The CPU-330 water block retention system is designed in such a way that it can work with just about any socket. All you have to do is reference the chart in the instruction book to find the right set of holes.
Once you have the correct hole pattern for your CPU you then install the retaining studs. These just screw into the backing plate. At the bottom of the stud there is a hex to aid in tightening, but to me this hex could pose an issue as it is fairly tall for something that is going to be between the board and backing plate.
Next to be installed is the silicon insulator, again more thickness.

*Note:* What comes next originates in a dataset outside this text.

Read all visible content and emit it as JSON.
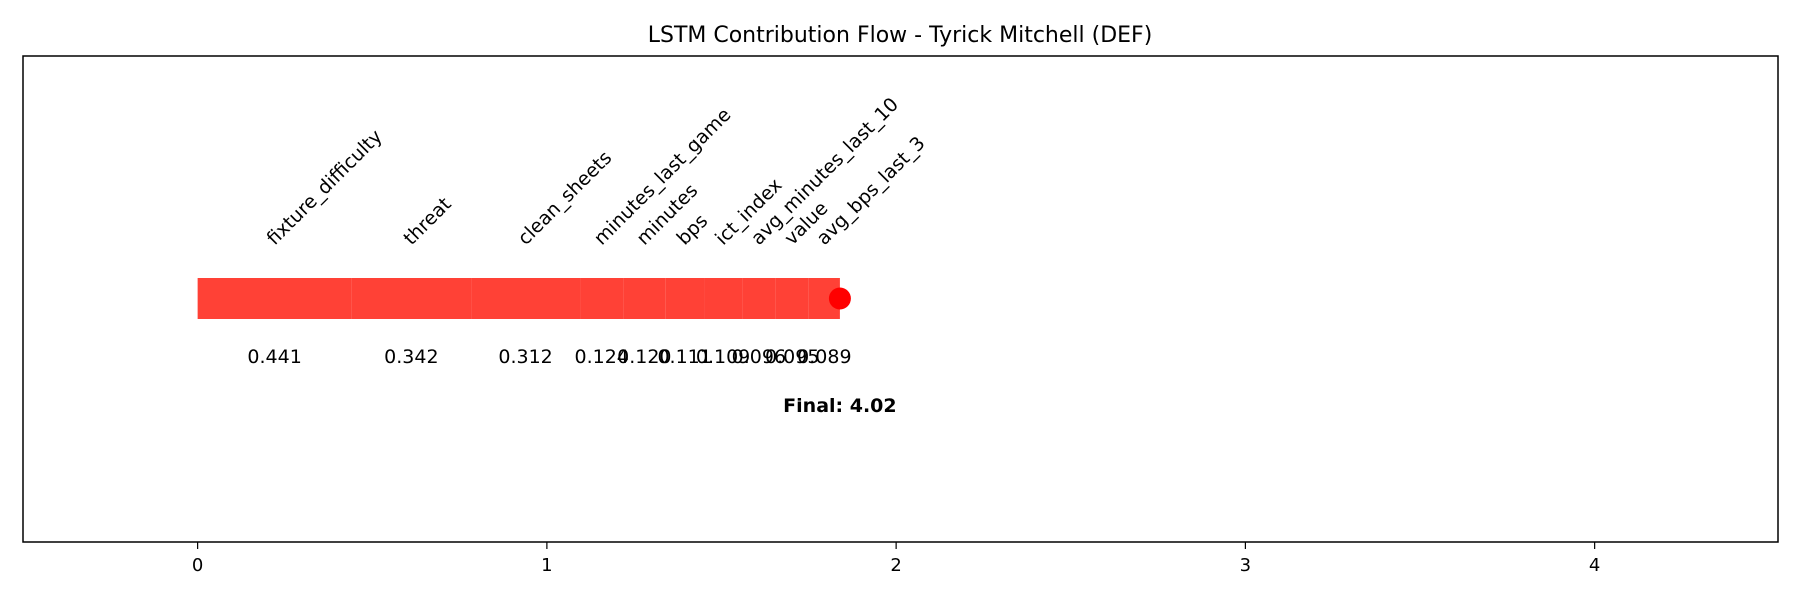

With the backing plate on a motherboard we can see how one can have some issues. First, let’s look on the left. The leads from the motherboard components on one side of the socket are keeping the plate from sitting flat. Then on the right we can see the silicon pad didn’t set right due to the hex. This is all easy stuff to fix, just annoying. I also threw a standard motherboard tray stand off into the picture so you can get a good feel of just how thick this combination is. One could run into issues of the board not mounting properly in a case if the backing plate is not sitting flat against the board.
The Test System
To test the cooler we ran it on our Intel Core 2 Quad test platform, which was then run at default and overclocked settings. We will be comparing the Koolance CPU-330 to the CPU water block of the Thermaltake Big Water 760i cooling system. All the temperatures were obtained by using Core Temp 0.95 after sitting at idle for 30 minutes and then again under 100% load for 30 minutes. To obtain 100% load, I ran four instances of Super Pi 32m calculation with the affinity of each set to a different core. I used two profiles to test all the coolers and they are listed below. The room temperature was kept a constant 72 degrees Fahrenheit (22c) for all benchmarking. All of the coolers were tested with Arctic Silver Lumiere as the thermal interface material.